Nel cast, insieme al cameo virilmente tossico di Fred Durst (voce storica dei Limp Bizkit), nel ruolo del padre del protagonista, spiccano Bridgette Lundy Paine (Maddy) e Justice Smith (Owen), mentre la fotografia, granulosa e allucinatoria, è stata affidata a Eric K. Yue; il soggetto e la sceneggiatura sono sempre della Schoenbrun, che sembra stia anche ultimando per l’editore Penguin una trilogia di romanzi horror/fantascientifici/fantasy che chiudono il progetto «I Saw the TV Glow», iniziato nel 2021 con «We’re all going to the world’s fair».

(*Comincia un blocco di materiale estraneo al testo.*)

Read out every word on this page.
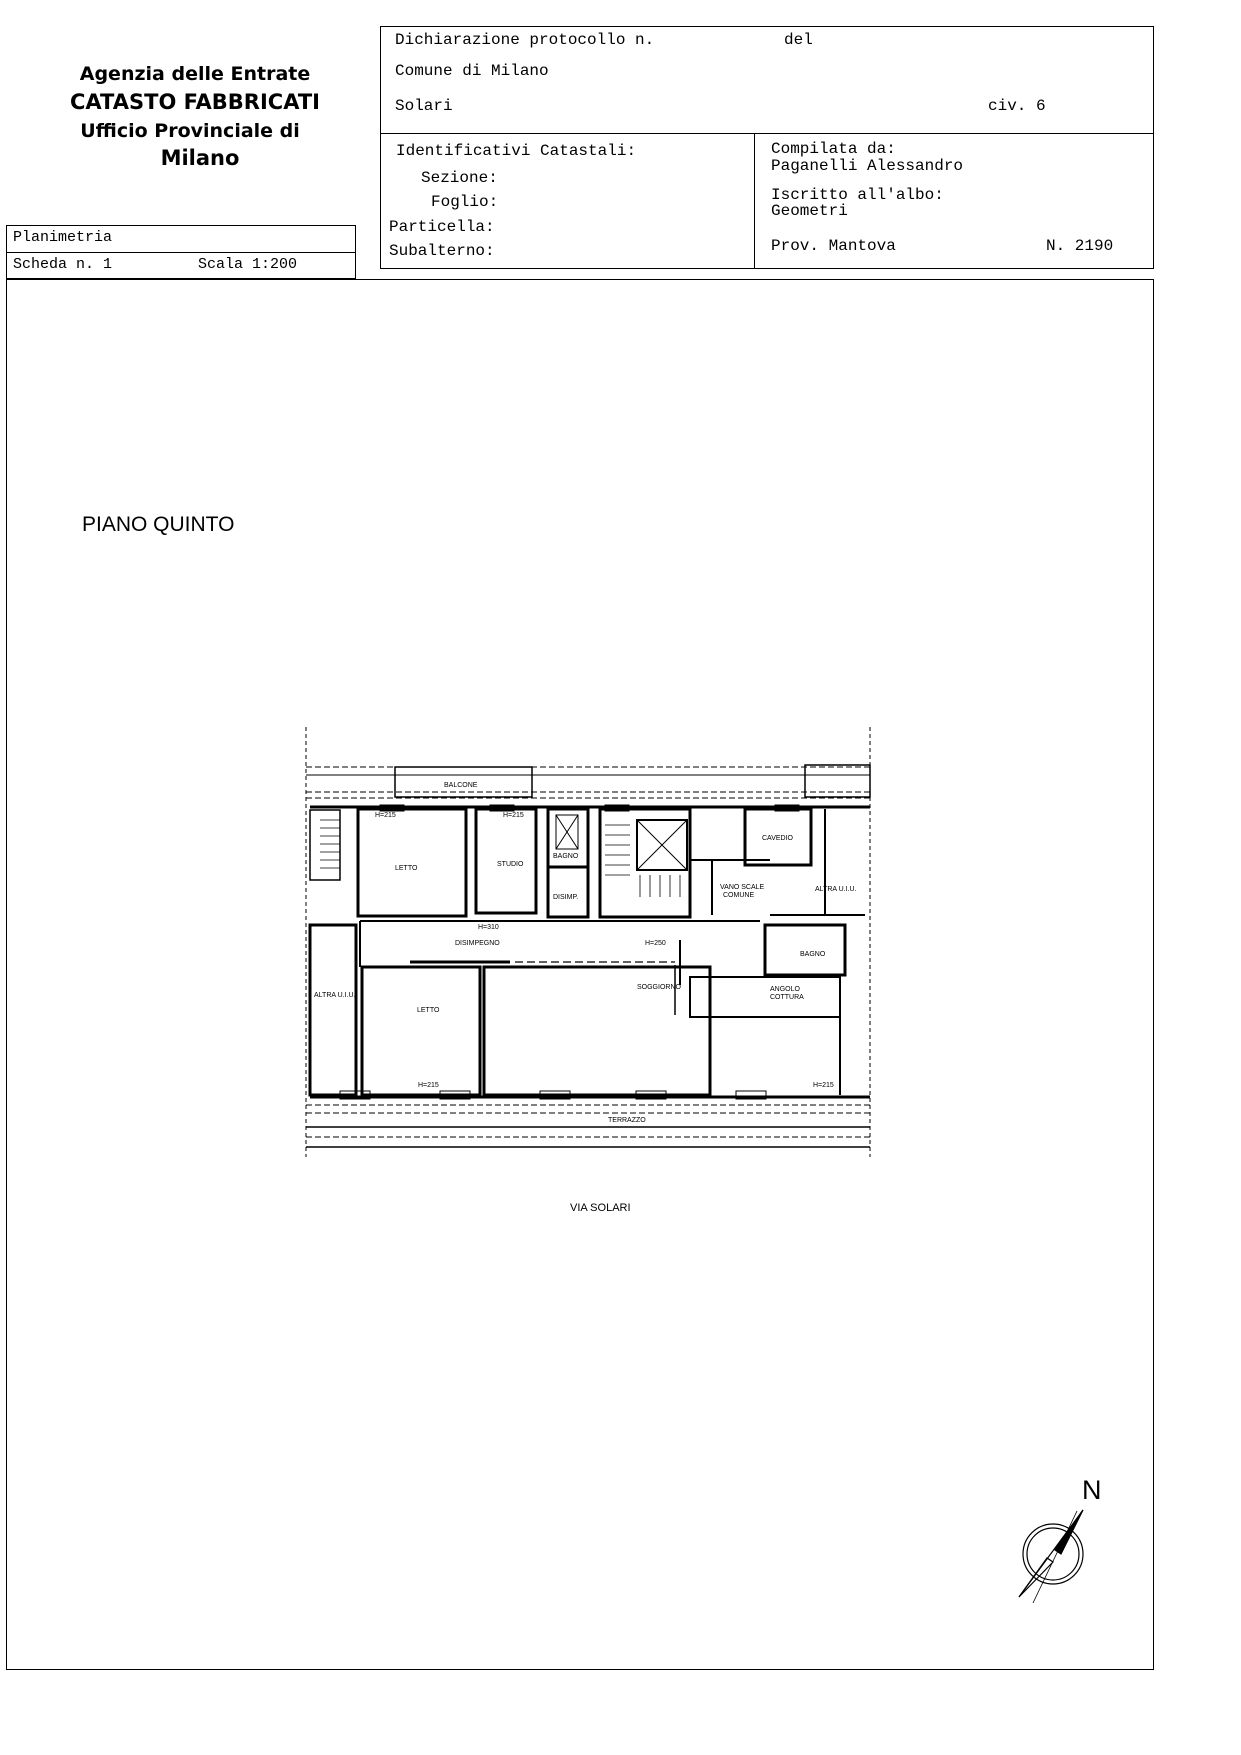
Agenzia delle Entrate
CATASTO FABBRICATI
Ufficio Provinciale di
Milano
Planimetria
Scheda n. 1	Scala 1:200
Dichiarazione protocollo n.	del
Comune di Milano
Solari	civ. 6
Identificativi Catastali:
Sezione:
Foglio:
Particella:
Subalterno:
Compilata da:
Paganelli Alessandro
Iscritto all'albo:
Geometri
Prov. Mantova	N. 2190
PIANO QUINTO
BALCONE
LETTO
STUDIO
BAGNO
DISIMP.
CAVEDIO
VANO SCALE
COMUNE
ALTRA U.I.U.
ALTRA U.I.U.
DISIMPEGNO
BAGNO
SOGGIORNO	ANGOLO
COTTURA
LETTO
TERRAZZO
H=215	H=215
H=310
H=250
H=215	H=215
VIA SOLARI
N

Incensata dalla critica, distribuita poco e male nelle sale e rintracciabile ora in streaming, l’opera è stata definita da Martin Scorsese «uno dei migliori film dell’anno, emozionante e psicologicamente potente».

TRAMA

Owen è un adolescente di seconda media nel 1996, mentre l’enigmatica Maddy (che somiglia moltissimo a Winona Rider) è già in prima liceo; il primo vive con un padre maschilista e retrogrado ed una madre iperprotettiva ma incapace di imporsi, mentre la seconda ha una madre di cui non parla mai e un padre violento.

I due scoprono causalmente di adorare la stessa serie Tv young/adult «Pink Opaque», ma siccome i nuovi episodi vanno in onda in seconda serata e Owen deve andare a letto prima per obbedire alle dittatoriali regole paterne, Maddy si offre di ospitarlo di nascosto a casa sua per la visione, o si premura di registrargli in VHS le puntate che non riescono a guardare insieme.

Nel frattempo, la serie ha quasi raggiunto il finale della quinta stagione e Maddy propone ad Owen di fuggire da quella realtà periferica per mettersi in strada e fermarsi solo quando penseranno che ne valga davvero la pena ma il giovane, timido e tutto sommato ancorato al bene materno, decide di rinunciare all’ultimo istante.

Dieci anni dopo Owen lavora in una multisala e, dai difficili rapporti coi colleghi, si capisce che conduce un’esistenza piatta e con un’identità sessuale non ancora definita quando, in un ipermercato notturno, rincontra in modo apparentemente causale Maddy, ormai considerata da tutti prima dispersa e poi morta.

La donna gli racconterà di aver capito (nei suoi lunghi e tormentati pellegrinaggi) che la loro vera realtà era quella di Pink Opaque e che i ricordi «normali» erano soltanto un’illusione creata dal villain della serie per confonderli o manipolarli, e che avrebbero dovuto morire come le eroine del programma per rinascere in modo autentico.

Choccato da quel discorso, e sicuro ormai che la sua vecchia amica sia affetta da qualche psicosi, Owen si allontanerà di nuovo e deciderà di rivedere Pink Opaque, ormai reperibile su tutte le piattaforme on line, trovandolo dozzinale al punto di metterlo in imbarazzo con sé stesso.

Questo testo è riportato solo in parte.